丸山城志郎は落胆 阿部に敗れパリ五輪絶望的「認めるしかない」10分超死闘も指導決着で呆然「これからだと…」

 「柔道・世界選手権」(8日、ドーハ)

 男子66キロ級決勝が行われ、19、21年世界王者の丸山城志郎(29)=ミキハウス=は、東京五輪代表の阿部一二三(25)=パーク24=に延長戦の末10分14秒、指導3つで反則負けした。11度目の直接対決はこれで直近5連敗となり、通算4勝7敗。昨年10月の世界選手権に続いて、五輪前年の大一番を落とし、パリ五輪代表は限りなく厳しい状況となった。

 世界王者同士のバチバチの激闘は本戦時間内で決着がつかず、延長戦に入ってからさらに加速。丸山が内股や捨て身技を繰り出せば、阿部も遠い間合いから深く入る袖釣り込み腰や足技を出したが、両者意地でもポイントは譲らず。会場のボルテージも最高潮に達する中、10分すぎに阿部が足技を出したところで審判が丸山に3つ目の指導を宣告。あっけない反則決着にブーイングも起きたが、阿部は手をたたいて喜びを噛みしめ、丸山は呆然と立ち尽くした。

 丸山は負ければパリ五輪出場が絶望的となる一戦に全てを懸けたが、またも宿敵の牙城を崩せなかった。表彰式後のインタビューでは「本当に悔しいが、僕の意地や執念、今までの思いも全部この大会にぶつけた。優勝することしか考えてなかったが、負けを認めるしかない」と声を絞り出した。

 今回も一進一退の死闘を演じたが、決定打を出せないまま、最後はあっけない反則決着となった。「僕的にはこれから(が勝負)かなと思っていた。あの展開から俺の展開が来るなと思って試合していたが、(その前に)あそこで指導3がきて。

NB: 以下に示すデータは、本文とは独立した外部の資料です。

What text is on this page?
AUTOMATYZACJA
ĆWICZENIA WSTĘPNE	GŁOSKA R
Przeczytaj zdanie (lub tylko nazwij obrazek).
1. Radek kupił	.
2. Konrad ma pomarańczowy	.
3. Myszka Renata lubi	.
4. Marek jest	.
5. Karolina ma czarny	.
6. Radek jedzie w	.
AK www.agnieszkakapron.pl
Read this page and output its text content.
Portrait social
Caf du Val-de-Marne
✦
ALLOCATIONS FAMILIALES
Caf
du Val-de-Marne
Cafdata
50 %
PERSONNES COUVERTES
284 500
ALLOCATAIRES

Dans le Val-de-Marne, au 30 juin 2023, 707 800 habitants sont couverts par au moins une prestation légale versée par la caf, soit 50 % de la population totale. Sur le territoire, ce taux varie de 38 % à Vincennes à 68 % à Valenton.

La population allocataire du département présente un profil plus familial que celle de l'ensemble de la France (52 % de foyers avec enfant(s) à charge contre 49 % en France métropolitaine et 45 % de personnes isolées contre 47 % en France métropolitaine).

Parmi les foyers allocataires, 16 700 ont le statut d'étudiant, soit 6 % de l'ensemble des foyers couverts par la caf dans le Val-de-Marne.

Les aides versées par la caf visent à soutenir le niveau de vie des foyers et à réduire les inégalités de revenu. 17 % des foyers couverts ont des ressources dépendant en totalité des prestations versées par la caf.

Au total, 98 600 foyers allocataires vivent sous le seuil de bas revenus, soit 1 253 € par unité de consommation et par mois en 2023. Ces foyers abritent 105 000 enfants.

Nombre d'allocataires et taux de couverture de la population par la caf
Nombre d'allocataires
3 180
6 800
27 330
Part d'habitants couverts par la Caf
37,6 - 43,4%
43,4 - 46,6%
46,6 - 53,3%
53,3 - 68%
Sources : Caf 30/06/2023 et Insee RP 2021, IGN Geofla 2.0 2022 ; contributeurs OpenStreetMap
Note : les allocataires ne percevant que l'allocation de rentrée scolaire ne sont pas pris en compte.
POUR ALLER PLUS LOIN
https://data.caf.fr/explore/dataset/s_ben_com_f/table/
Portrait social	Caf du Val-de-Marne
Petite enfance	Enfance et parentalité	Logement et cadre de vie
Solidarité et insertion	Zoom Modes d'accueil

どうしようもないですね。負けは負けなので。ああだこうだいうつもりはない」と潔く認めた。

 柔道人生の集大成と位置づけて臨んだ大一番を終えた29歳は「これから先、すぐに目標は立てられないが、これから何か燃えるものがあればまた頑張りたいし、(すぐには)わからない。また戦う姿を見せられたらいいが、これからも柔道家丸山城志郎の応援をよろしくお願いします」と語った。

 両雄は史上初の一騎打ちとなった東京五輪代表決定戦の24分間の死闘を経て、代表権を勝ち取った阿部が東京五輪で金メダルを獲得。昨年10月の世界選手権決勝は阿部が小外掛けで勝利し、パリ五輪代表争いでリードした。一方の丸山も12月のグランドスラム(GS)東京大会で苦しみながらも優勝し、崖っぷちから世界切符をもぎ取っていた。

 全日本柔道連盟(全柔連)は最速で今年6月にもパリ五輪代表を決められる規定を設けており、今大会の結果で代表争いに決着がつく可能性もある。